Now, if you are lucky enough to have people in your life who really care about you and you trust them, and can really be yourself with them - well, if one of those people were to come over after you'd just gotten through your horrible day at work when you are exhausted and just need to sleep - you would be much more likely to tell that person exactly how you feel, which is exhausted, sick, and tired. You'd tell them because you can trust them, and because you know there will be no negative blowback from being honest. They are your friend, they will still be your friend. And your good friend will say they understand, ask if they can help, you will tell them no, and they will go away and not resent you for not being able to go out to the movies, or whatnot.
But let's say there's something off-kilter in the relationship. Say your friend is insecure about their relationship with you - or say you are worried about ditching your friend because they have been going through a bad time too - any, any number of insecurities, worries, awkwardness - they just bubble up to the surface in times like this.
So, you're the sick person: you can barely stand up - but your friend really needs you so you drag yourself out of bed and go to the movies with them, and the whole time you are wishing you could have just been honest and told them you really, really couldn't. Or come up with some different activity. Something.
Most people will do this: when the friend calls two days later, wanting to go out again, and you still have a cold - most people will avoid talking to the friend and trying to say "no" again. Because we are human, and not perfectly well-rounded walking examples of mental health all the time.

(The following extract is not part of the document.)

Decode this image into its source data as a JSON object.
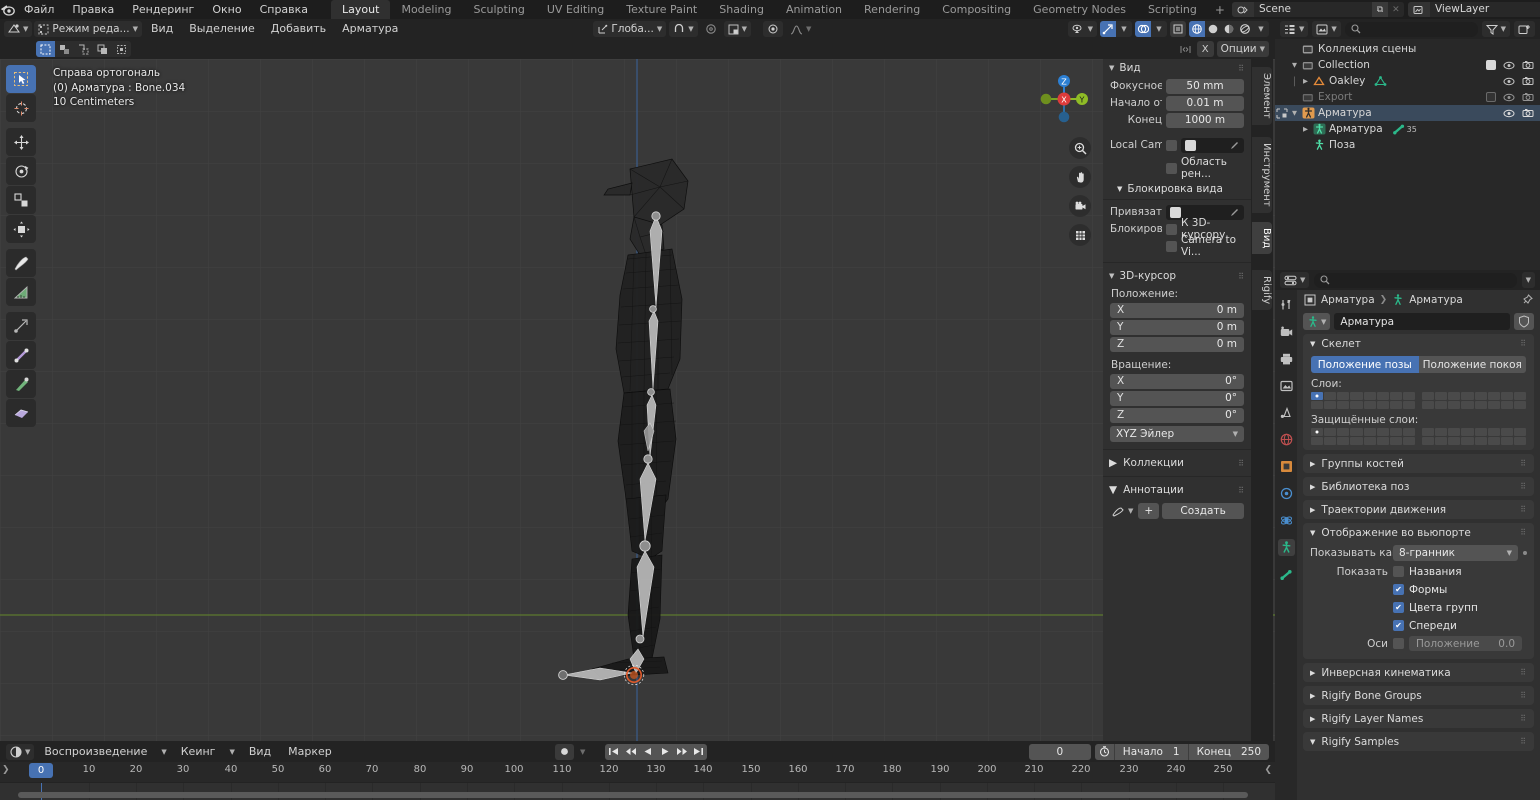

I'm not saying it is right or wrong, it's just what happens, as long as there is some insecurity in the relationship. Make it a romantic relationship and the chances for that insecurity increase exponentially. And make the illness one of mental health (where we are often inter-personally challenged
anyway), and yes, the chances of there being miscommunication, hurt feelings, anger, abandonment....those go through the roof.
And when the relationship is a deep and loving one, those things go through the roof too, for different reasons. When the people we love most are hurting, and we can't do anything about it, it hurts us too, in a different way. They are struggling and we are helpless.
But you can't fix someone elses' struggle. And they can't fix your helplessness. What can happen is both parties can do their best to be always upfront about what's going on, and not be afraid to talk about it. Yes, when you are the "well" one, that burden of being brave can fall on you more often - and that is the challenge every supporter hits when maintaining any relationship to a sufferer.
It doesn't mean you should tolerate things that are intolerable to you. But it does mean that you also can recognize your own capacity, when you are getting burned out, when you need to get some help for yourself, when you need a break.
And on the sufferer side, we have a responsibility to meet you
where we are at, to the best of our (compromised) ability. It's actually the responsibility any person has towards another in any close relationship. Be honest about where you are at and do your best.
Illness is messy.
But don't for a moment think that mental illness is any less debilitating than any life-threatening illness. It is not a terminal diagnosis. But it's also not an allergy. it's not even a broken bone. It's a number of systems in the body going haywire.
I often think, if we somehow showed our insides more fully as a physical manifestation - if the mental illness was reflected on the body, showed up as open sores and wounds and pus and blood - we would be no less misunderstood and even feared, but at least people would see what it feels like.
I don't wish that. But it's the best way I have to describe what it feels like, on the inside.